Aparências... o efeito do brilho dos espíritos em aparências peculiares.
Não, ela não é bonita. É muito magra, com faces encovadas e
olheiras imensas. Os cabelos já não são tão sedosos e as neves começam a se
instalar entre um e outro fio de ébano. A bem da verdade, há mais neve que
ébano. Os efeitos da gravidade se fazem visíveis...
Ela nunca foi bela. Na juventude, a magreza já era visível,
as faces encovadas eram menos enrugadas. Os cabelos eram o que havia de melhor,
negros, muito negros e extremamente sedosos.
Um tanto obtusa. Embora tivesse vocabulário elástico, não sabia combinar as palavras.
Concordância, regência.

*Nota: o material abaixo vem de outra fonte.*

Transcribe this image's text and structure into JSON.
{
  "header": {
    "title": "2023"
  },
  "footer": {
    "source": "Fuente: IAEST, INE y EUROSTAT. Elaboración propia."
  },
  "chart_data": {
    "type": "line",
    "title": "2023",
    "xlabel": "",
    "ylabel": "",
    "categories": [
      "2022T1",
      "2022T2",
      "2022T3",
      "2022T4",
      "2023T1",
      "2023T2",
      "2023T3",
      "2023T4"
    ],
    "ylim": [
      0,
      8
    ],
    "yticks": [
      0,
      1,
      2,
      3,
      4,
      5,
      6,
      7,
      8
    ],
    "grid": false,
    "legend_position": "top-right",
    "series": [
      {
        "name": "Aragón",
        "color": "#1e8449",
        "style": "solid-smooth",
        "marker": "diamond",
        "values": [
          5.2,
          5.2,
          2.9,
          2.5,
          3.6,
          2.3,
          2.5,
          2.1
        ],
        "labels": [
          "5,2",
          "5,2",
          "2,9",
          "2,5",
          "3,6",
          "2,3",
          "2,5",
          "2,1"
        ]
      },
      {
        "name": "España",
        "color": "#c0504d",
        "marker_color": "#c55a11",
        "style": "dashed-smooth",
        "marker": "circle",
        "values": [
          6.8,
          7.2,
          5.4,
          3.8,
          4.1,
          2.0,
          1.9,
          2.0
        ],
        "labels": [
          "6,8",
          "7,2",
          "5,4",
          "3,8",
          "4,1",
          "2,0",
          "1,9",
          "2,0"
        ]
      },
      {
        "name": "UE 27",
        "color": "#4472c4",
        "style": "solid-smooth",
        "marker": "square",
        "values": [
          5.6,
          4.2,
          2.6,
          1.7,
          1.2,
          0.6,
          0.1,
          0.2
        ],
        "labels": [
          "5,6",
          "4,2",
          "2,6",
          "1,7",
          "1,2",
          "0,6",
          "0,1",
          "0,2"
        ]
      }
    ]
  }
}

Nada disso. Apenas vocabulário suficiente para escapar
às gírias.
Dentição proeminente. Os lábios não eram suficientes para
esconder o sorriso permanente. Involuntário e permanente. Sabia-se de seu
desagrado pela ruga que se formava no meio da testa. Ruga traída pelo sorriso.
Não a levavam a sério.
Era mulher de gênio difícil. Um tanto mimada, mas com a
medida certa de realidade. Fosse bonita seria perfeita. Apresentaria aquele quê
de sedução, de candura vinda do olhar, aliada ao acre da personalidade
controversa. O olhar causava espanto. Muita olheira para pouco olhar. Os olhos,
muito negros, disputavam com a escuridão das olheiras. No meio dessa amálgama,
vinham-lhe os cabelos acobertando (ou tentando) o olhar esquisito. Era
estranha, muito estranha. Um enigma.
Provocava paixões. Como??? Não eram as posses. Não era a
aparência.
Extremamente generosa, fazia as pessoas se sentirem à
vontade, como se fossem velhas conhecidas, amigas de infância. Qualquer interesse ou
maledicência ou interesse escuso se
desvanecia naquela luz. Encantava a todos os que se detinham mais de 5 minutos
em sua presença. A aparência um tanto estranha se tornava simpática, curiosa
até. Pensando melhor, não era tão feia nem tão estranha.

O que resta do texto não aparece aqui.